There’s a matching update signature verification configured resolver=... line at the very start of an update, before any network call, if you’d rather see the choice before the fetch. Two failure shapes are worth recognising too. WARN composite resolver failed (RequireAll=false, continuing) means the WKD fetch fell over (a 404, a flaky network) and the update carried on against the embedded key alone, the soft default you can harden with --require-external-crosscheck. ERROR ErrKeyResolverMismatch is the one you want to see fire in anger: the embedded and WKD keys disagreed, which is exactly the tamper alarm the whole scheme exists to raise (the same mismatch the verification deep-dive walks through).

Require it, in the right order

Here’s the part everyone trips over. Enabling signing does not yet require it: require_signature stays off, and that’s deliberate. Turning it on too early breaks self-update for everyone who already has your tool.

Think about what an existing install holds. A user on an old version has a binary built before you enabled signing. It has no trust anchor. If the first thing it ever sees is a signed, signature-required release, it has nothing to check the signature against, and the update is refused.
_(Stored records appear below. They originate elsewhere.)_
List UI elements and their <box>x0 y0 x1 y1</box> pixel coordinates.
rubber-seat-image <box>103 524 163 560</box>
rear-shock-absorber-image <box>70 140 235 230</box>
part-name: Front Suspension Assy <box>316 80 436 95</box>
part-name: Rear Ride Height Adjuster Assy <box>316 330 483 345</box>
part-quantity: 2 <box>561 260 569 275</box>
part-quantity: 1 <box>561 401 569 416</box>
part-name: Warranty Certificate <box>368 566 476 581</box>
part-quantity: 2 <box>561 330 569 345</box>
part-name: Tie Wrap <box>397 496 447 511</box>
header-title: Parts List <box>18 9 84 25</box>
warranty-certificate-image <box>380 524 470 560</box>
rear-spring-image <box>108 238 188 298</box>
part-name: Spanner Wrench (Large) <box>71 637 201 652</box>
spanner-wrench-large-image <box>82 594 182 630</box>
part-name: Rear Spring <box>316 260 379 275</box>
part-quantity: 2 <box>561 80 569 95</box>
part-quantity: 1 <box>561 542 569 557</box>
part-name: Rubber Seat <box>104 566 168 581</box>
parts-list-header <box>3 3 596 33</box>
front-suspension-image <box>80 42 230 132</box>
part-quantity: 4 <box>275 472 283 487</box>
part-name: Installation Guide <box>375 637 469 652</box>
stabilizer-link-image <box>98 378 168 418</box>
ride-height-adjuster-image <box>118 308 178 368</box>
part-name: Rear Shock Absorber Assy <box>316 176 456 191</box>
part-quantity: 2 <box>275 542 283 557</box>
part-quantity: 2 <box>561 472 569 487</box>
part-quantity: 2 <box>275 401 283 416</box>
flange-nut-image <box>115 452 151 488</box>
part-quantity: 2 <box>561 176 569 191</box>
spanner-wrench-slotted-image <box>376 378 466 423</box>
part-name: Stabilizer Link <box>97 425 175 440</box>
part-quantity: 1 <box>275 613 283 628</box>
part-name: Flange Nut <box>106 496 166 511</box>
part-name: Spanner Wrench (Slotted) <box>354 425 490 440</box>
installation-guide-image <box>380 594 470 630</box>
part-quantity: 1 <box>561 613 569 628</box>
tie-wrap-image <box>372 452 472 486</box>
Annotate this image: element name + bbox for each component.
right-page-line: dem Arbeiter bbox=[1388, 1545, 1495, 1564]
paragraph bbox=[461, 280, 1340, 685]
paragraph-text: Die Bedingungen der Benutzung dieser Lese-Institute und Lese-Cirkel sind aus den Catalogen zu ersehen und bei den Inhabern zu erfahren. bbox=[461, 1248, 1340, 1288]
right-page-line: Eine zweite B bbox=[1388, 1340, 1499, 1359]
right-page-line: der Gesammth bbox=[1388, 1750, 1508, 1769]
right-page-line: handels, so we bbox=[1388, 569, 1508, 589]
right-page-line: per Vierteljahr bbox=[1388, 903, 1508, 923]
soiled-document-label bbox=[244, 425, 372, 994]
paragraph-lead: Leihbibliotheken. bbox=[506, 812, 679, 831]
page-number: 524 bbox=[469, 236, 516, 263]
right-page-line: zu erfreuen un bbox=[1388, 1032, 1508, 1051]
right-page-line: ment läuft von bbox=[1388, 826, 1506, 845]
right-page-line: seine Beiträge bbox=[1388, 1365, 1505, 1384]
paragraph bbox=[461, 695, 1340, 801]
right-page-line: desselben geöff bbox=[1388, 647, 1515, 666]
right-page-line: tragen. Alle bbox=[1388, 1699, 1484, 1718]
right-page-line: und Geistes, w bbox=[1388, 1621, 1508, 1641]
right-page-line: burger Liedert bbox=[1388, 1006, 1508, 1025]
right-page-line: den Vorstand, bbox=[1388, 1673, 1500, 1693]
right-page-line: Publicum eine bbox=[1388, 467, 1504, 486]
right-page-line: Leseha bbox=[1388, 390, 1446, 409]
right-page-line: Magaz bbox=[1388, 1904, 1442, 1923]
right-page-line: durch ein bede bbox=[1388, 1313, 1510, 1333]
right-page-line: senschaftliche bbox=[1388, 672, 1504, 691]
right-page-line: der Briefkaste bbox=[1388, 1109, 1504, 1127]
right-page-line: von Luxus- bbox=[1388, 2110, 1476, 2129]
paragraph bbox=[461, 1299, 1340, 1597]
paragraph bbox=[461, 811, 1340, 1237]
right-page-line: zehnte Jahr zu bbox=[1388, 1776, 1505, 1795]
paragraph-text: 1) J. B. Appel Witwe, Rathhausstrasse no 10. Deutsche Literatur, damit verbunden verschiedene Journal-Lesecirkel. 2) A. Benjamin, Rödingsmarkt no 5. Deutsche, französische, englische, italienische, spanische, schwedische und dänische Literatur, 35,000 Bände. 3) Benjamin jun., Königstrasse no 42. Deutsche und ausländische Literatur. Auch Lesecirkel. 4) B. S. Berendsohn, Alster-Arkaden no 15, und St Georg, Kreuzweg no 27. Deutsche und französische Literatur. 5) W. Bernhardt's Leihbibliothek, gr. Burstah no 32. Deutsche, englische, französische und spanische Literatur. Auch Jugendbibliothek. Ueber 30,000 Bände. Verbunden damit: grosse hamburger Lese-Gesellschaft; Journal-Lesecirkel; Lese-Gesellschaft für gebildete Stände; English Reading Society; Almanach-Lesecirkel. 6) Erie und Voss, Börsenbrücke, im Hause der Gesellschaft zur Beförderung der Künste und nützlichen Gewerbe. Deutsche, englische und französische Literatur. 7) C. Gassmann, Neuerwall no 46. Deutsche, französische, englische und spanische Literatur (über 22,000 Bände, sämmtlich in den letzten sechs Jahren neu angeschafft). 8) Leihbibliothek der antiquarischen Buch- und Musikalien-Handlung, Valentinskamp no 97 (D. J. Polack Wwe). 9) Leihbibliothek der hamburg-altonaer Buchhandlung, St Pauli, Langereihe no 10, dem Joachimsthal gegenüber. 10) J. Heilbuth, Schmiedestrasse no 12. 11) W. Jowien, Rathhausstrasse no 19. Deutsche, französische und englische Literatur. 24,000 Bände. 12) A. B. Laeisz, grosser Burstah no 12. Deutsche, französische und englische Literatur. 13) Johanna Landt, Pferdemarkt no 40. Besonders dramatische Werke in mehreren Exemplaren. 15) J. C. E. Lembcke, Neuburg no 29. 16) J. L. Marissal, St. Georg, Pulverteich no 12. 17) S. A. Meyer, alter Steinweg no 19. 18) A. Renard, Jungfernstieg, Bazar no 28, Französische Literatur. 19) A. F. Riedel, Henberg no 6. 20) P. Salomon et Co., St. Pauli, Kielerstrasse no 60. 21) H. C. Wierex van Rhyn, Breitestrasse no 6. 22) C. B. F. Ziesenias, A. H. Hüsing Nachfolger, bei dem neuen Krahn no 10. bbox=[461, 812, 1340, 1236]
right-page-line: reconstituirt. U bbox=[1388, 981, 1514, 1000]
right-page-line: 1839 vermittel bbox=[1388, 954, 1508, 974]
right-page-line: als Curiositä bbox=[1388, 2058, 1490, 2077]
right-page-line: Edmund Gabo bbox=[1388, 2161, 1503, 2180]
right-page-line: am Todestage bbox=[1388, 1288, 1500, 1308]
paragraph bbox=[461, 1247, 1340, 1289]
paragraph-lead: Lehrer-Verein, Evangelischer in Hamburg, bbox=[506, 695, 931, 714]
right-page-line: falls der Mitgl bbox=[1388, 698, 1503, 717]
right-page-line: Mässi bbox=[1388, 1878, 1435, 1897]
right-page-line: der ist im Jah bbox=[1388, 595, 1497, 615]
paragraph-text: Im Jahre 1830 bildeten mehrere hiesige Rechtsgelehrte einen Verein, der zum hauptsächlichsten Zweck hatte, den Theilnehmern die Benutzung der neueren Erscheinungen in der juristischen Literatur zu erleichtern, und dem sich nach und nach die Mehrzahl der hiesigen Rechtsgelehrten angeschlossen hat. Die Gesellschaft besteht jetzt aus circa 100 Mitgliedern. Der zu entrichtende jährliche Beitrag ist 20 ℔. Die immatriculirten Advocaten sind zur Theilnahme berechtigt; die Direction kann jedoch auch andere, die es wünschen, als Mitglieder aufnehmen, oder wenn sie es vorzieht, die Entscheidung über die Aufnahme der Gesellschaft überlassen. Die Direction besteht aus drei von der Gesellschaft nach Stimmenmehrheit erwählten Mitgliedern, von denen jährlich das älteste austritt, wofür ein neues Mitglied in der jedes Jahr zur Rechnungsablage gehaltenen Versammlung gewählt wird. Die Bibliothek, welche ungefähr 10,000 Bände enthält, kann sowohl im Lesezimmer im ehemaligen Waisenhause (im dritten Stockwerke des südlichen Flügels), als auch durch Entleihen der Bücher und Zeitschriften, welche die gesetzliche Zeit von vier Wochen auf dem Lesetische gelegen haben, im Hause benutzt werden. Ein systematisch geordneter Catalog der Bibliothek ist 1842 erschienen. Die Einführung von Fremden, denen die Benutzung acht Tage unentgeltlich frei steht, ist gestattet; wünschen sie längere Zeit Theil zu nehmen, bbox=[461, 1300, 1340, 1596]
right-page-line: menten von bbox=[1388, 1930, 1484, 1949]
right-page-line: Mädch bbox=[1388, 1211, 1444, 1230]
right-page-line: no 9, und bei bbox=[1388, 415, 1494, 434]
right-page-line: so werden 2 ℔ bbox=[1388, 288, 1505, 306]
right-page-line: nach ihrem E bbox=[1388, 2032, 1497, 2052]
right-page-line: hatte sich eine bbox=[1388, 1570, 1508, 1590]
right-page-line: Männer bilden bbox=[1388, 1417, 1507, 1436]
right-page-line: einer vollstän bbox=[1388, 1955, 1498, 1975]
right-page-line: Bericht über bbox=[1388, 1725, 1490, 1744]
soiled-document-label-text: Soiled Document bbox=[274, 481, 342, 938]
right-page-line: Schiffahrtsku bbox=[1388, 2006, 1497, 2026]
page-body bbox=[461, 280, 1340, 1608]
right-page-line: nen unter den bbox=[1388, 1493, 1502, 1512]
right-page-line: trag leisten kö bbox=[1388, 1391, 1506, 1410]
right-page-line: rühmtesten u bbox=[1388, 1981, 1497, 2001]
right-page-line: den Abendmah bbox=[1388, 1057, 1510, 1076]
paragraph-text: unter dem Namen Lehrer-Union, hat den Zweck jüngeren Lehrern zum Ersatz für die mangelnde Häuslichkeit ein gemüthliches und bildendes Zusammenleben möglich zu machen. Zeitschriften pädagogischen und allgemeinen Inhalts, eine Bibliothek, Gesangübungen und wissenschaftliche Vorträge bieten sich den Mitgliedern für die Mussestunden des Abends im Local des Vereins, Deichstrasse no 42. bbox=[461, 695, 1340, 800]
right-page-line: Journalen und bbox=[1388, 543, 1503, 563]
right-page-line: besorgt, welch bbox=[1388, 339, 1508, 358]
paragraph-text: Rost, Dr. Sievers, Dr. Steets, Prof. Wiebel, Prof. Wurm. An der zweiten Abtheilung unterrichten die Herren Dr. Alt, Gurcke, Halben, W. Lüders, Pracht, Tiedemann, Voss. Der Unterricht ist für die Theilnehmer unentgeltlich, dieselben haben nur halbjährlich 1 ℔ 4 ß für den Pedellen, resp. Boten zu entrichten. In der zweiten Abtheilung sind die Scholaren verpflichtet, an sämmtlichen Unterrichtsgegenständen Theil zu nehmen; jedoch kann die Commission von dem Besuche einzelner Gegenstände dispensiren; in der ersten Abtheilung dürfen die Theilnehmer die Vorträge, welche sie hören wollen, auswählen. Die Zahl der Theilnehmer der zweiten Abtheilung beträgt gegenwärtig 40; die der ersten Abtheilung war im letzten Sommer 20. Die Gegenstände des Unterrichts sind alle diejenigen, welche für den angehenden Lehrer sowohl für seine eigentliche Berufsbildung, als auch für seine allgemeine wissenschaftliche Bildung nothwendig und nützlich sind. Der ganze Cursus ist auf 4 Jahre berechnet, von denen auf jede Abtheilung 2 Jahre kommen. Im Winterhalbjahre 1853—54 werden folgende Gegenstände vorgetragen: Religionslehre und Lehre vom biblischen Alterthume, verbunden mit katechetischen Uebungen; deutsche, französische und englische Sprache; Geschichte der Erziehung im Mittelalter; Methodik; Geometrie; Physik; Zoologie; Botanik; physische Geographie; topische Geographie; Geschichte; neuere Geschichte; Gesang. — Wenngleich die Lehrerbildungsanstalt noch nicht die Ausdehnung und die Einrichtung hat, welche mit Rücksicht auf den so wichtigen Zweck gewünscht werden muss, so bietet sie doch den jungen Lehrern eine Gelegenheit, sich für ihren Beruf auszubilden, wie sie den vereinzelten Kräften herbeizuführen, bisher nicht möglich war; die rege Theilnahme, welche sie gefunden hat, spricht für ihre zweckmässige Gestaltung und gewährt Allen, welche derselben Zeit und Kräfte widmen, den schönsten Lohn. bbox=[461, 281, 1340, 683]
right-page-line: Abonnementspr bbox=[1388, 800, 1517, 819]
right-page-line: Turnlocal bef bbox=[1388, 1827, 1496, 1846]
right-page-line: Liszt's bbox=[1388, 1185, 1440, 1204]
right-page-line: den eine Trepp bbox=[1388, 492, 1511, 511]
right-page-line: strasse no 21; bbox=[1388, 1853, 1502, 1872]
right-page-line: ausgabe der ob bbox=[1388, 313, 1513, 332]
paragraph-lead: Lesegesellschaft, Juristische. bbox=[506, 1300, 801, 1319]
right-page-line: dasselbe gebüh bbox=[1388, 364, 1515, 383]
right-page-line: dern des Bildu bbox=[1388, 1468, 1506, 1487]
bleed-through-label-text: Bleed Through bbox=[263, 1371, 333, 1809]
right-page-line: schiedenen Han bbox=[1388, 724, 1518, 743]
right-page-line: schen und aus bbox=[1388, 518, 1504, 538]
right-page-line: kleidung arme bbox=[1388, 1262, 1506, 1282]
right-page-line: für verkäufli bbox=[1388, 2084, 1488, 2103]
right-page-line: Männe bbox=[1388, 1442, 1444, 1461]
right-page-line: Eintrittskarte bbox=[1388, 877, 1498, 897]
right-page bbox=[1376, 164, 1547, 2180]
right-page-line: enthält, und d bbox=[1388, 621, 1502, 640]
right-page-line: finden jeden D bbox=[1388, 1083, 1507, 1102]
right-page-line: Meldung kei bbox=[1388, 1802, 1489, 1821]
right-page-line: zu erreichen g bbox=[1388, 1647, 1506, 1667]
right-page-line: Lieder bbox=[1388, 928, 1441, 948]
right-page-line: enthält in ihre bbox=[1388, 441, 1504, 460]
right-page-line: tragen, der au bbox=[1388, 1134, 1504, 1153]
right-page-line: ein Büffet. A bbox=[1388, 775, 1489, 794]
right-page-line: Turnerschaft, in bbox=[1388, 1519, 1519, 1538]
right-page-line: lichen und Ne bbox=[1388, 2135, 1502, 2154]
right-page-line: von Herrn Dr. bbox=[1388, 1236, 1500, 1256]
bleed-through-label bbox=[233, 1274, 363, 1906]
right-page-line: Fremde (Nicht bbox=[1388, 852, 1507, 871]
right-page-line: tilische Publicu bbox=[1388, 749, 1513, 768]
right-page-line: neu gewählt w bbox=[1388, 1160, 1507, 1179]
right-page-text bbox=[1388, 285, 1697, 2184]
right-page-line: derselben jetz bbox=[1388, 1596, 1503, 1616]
You’ve locked out exactly the people you were protecting.

The fix is to ship the key ahead of the requirement, so the anchor is already on the user’s machine by the time the first mandatory signature arrives. gtb follows the rollout in its own docs/development/phase2-signing-prep.md, across three releases:

Ship the key before you require the signature, or you lock out every install that predates it. In order:

  • Release N+1. Enable signing (above) and ship it, with require_signature off. Existing installs pull this update on checksum alone and pick up the embedded key as a side effect.
  • Release N+2. Ship your first signed release (Part 6 wires GoReleaser). Still not required: the signature is verified when present but not enforced, so nothing breaks.
  • Release N+3. Now, and only now, turn enforcement on.

When you reach N+3, it’s one command, not a code edit:

gtb enable signing --require-signature

That flips require_signature in the manifest and regenerates signing.go, so the change is tracked and reproducible. Skipping the middle release, requiring a signature before you’ve shipped one, is the exact mistake the ordering exists to prevent; gtb’s own rollout cites v0.12.2 as its first signed release for precisely this reason.

The checksum floor from Phase 1 sits underneath all this and is already on; signature verification adds to it, it doesn’t replace it. And even with signatures required, an end user genuinely stuck on a legacy release can escape with the update.require_signature config key or your tool’s <PREFIX>_UPDATE_REQUIRE_SIGNATURE=false. It’s an escape hatch, not the front door, but it means a requirement you turn on can’t permanently strand anyone.

Where this leaves you

Your binary now carries the key it expects, checks every update against that key and its live WKD twin, and refuses anything that doesn’t match, all without a gpg install on the user’s side and without stranding the installs that came before the key. The trust loop you built by hand in Part 1 now runs on its own, inside a stranger’s copy of your tool.

The one thing still missing is the signature itself on each release. Right now nothing is actually producing checksums.txt.sig. Part 6 wires the KMS signing from Parts 2 and 3 into a real GoReleaser pipeline, so every tagged release comes out signed without you touching a key.